L’avvio della procedura di fallimento della città di Detroit non ha suscitato in Italia particolare interesse, a parte qualche consueto e acido commento del “Corriere della Sera” (21 luglio) sulla circostanza che una simile procedura dovrebbe essere applicata anche a Napoli. E invece quella di Detroit, a parte l’interesse in sé, è una metafora straordinaria di due interessanti temi nelle società contemporanee: le conseguenze del liberismo estremo; le mutevoli e differenti sorti dei ricchi e dei poveri.
La causa prima del fallimento di Detroit, al netto di episodi di malgoverno e di malaffare che non sono certo limitati a quella esperienza, è nell’effetto delle migrazioni come soluzione ai problemi di disparità geografica nello sviluppo. Detroit è il caso estremo, avendo perso due terzi della sua popolazione: ma casi comunque preoccupanti, ci sono anche in Europa e in Italia. Da tempo molti economisti e istituzioni prestigiose come la Banca Mondiale (si veda ad esempio il World Development Report del 2009, “Reshaping economic geography” ) sostengono che le migrazioni sono la migliore soluzione ai problemi di disparità: ciò che conta è offrire lavoro alle persone, indipendentemente dai luoghi.
Un economista autorevole nel dibattito europeo come Daniel Gros, ha recentemente riproposto migrazioni di massa, specie dei giovani qualificati come soluzione alla disoccupazione nei paesi del Sud Europa (Ceps Policy Brief del 26 giugno). Poi arriva Detroit. E ci ricorda la differenza fra l’economia dei teorici astratti e un po’ dogmatici e quella delle persone in carne e ossa. Che succede, infatti, ai luoghi dai quali fuoriescono in massa le persone più qualificate in cerca di lavoro? Questi luoghi muoiono, perché i residenti, il loro reddito e il loro gettito fiscale non sono più in grado di sostenere neanche i minimi servizi indispensabili, e ancor meno far fronte a servizi giustamente progettati su una scala molto più ampia. Non è difficile argomentare che il costo collettivo di un luogo che “muore” è assai superiore al beneficio privato di chi è emigrato: si pensi all’enorme spreco di infrastrutturazione pubblica, ma anche ai valori immateriali. Quando discutiamo delle politiche economiche è sempre bene chiarire quali costi e quali benefici, collettivi e privati, consideriamo.
Naturalmente, e questa è la seconda considerazione, dipende anche da chi sopporta quali costi.

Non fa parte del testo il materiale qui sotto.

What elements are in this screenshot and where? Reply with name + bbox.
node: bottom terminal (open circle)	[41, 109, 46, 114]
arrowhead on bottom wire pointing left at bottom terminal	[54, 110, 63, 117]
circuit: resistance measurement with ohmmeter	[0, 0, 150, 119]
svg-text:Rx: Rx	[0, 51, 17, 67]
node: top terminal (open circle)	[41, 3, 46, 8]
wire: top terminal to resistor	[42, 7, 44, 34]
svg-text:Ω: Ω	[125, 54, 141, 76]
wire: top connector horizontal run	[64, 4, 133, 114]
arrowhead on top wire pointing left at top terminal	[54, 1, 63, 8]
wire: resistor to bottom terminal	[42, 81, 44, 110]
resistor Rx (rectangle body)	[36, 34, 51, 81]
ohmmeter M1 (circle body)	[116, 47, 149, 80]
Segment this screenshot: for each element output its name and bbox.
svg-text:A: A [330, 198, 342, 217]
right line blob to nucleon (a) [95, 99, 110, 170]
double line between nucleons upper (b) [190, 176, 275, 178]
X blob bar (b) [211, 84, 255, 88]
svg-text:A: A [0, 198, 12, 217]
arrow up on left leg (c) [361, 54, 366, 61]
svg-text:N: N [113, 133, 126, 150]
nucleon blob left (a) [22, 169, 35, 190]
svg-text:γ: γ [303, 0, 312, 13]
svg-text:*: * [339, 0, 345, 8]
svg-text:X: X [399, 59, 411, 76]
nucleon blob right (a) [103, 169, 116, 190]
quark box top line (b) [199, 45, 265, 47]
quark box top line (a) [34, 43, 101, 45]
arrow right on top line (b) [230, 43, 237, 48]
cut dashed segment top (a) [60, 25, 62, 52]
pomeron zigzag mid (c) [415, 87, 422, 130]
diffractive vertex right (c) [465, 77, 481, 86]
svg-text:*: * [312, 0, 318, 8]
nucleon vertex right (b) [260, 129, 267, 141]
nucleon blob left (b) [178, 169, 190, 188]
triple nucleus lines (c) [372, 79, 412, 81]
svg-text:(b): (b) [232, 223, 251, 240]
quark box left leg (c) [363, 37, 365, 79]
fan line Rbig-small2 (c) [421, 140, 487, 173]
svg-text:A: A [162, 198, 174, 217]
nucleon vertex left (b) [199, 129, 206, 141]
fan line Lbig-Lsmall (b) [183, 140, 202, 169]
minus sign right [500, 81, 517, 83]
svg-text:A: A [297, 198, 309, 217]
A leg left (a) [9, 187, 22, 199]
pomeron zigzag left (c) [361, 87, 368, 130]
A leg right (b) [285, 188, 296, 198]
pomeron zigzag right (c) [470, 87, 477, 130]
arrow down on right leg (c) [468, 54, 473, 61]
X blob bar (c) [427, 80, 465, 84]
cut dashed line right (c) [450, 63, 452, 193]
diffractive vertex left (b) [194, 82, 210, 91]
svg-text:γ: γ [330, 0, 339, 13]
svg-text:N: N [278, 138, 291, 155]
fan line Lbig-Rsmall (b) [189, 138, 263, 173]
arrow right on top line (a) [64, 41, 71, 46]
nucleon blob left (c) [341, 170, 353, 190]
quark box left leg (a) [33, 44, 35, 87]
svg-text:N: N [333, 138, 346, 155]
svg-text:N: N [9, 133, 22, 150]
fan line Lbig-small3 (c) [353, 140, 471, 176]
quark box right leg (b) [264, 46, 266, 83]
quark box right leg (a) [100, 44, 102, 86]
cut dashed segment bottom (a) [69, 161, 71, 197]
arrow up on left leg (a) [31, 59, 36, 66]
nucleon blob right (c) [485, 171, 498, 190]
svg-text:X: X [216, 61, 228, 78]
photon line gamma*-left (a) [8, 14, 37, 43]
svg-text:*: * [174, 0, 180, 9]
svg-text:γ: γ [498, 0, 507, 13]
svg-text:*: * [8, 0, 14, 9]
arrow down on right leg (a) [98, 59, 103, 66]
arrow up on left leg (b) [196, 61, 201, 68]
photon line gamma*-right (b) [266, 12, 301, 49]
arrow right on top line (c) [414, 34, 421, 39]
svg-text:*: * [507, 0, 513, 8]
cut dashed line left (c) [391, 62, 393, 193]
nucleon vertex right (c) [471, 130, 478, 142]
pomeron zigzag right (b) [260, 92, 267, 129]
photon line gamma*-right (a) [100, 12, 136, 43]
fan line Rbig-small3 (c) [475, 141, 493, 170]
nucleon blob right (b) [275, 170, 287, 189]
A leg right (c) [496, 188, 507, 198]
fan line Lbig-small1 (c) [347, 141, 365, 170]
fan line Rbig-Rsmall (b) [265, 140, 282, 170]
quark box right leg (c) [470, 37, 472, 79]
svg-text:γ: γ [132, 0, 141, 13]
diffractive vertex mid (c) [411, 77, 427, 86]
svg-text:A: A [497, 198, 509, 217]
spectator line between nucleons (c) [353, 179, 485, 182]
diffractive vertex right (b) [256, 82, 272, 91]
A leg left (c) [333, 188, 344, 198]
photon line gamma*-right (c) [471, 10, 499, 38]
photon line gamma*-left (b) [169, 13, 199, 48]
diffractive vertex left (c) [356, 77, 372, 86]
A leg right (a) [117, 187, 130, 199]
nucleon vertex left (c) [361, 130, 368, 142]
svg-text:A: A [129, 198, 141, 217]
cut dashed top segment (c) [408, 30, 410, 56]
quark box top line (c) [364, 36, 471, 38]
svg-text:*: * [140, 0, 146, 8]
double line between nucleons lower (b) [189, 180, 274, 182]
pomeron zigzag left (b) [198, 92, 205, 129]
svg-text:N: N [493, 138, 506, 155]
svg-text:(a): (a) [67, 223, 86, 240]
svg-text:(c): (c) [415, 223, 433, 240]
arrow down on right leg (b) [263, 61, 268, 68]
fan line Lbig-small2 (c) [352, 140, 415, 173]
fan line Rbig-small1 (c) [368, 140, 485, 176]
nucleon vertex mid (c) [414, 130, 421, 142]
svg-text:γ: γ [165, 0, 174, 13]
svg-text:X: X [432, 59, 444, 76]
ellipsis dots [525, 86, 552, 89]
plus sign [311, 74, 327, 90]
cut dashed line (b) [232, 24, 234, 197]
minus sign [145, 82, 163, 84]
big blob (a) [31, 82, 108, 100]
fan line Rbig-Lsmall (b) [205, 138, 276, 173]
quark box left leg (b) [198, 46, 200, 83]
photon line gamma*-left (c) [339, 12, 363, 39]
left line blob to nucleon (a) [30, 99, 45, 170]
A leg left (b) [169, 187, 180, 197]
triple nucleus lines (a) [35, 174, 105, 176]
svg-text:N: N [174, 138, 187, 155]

La popolazione rimasta a Detroit è prevalentemente povera (e di colore), meno in grado di migrare; i ricchi che continuano a lavorare nelle aziende della città (fra cui la rilanciata Chrysler), semplicemente si spostano in sobborghi verdi e dalle finanze pubbliche sane. I costi del fallimento – a quanto si può capire – saranno massicciamente sopportati dagli attuali cittadini di Detroit, in termini di servizi collettivi assai minori in qualità e quantità; in particolare da coloro che lavorano per l’amministrazione comunale (a cominciare da poliziotti, pompieri, insegnanti) o vi hanno lavorato per una vita e oggi sono in pensione. Il costo collettivo diventa anche costo privato. Ma colpisce i più poveri, i dipendenti pubblici, i pensionati. Può cancellare con un colpo di spugna i trattamenti pensionistici guadagnati in una vita di lavoro, senza che ciò appaia drammaticamente ingiusto. Dagli Stati Uniti ci viene una interessante, e assai preoccupante, lezione: le grandi istituzioni finanziarie sono troppo grandi per fallire, e soprattutto i loro azionisti e manager sono troppo ricchi e troppo forti per essere colpiti (come ci ricorda Joseph Stiglitz nel suo ultimo bellissimo libro “il prezzo della disuguaglianza”); le città possono fallire, perché i loro – residui - cittadini non sono né ricchi né forti. La tanto glorificata “mano invisibile” del mercato, non è uguale per tutti: è assai tenue quando si tratta di accarezzare i forti, e diviene imperiosa quando si tratta di colpire i deboli.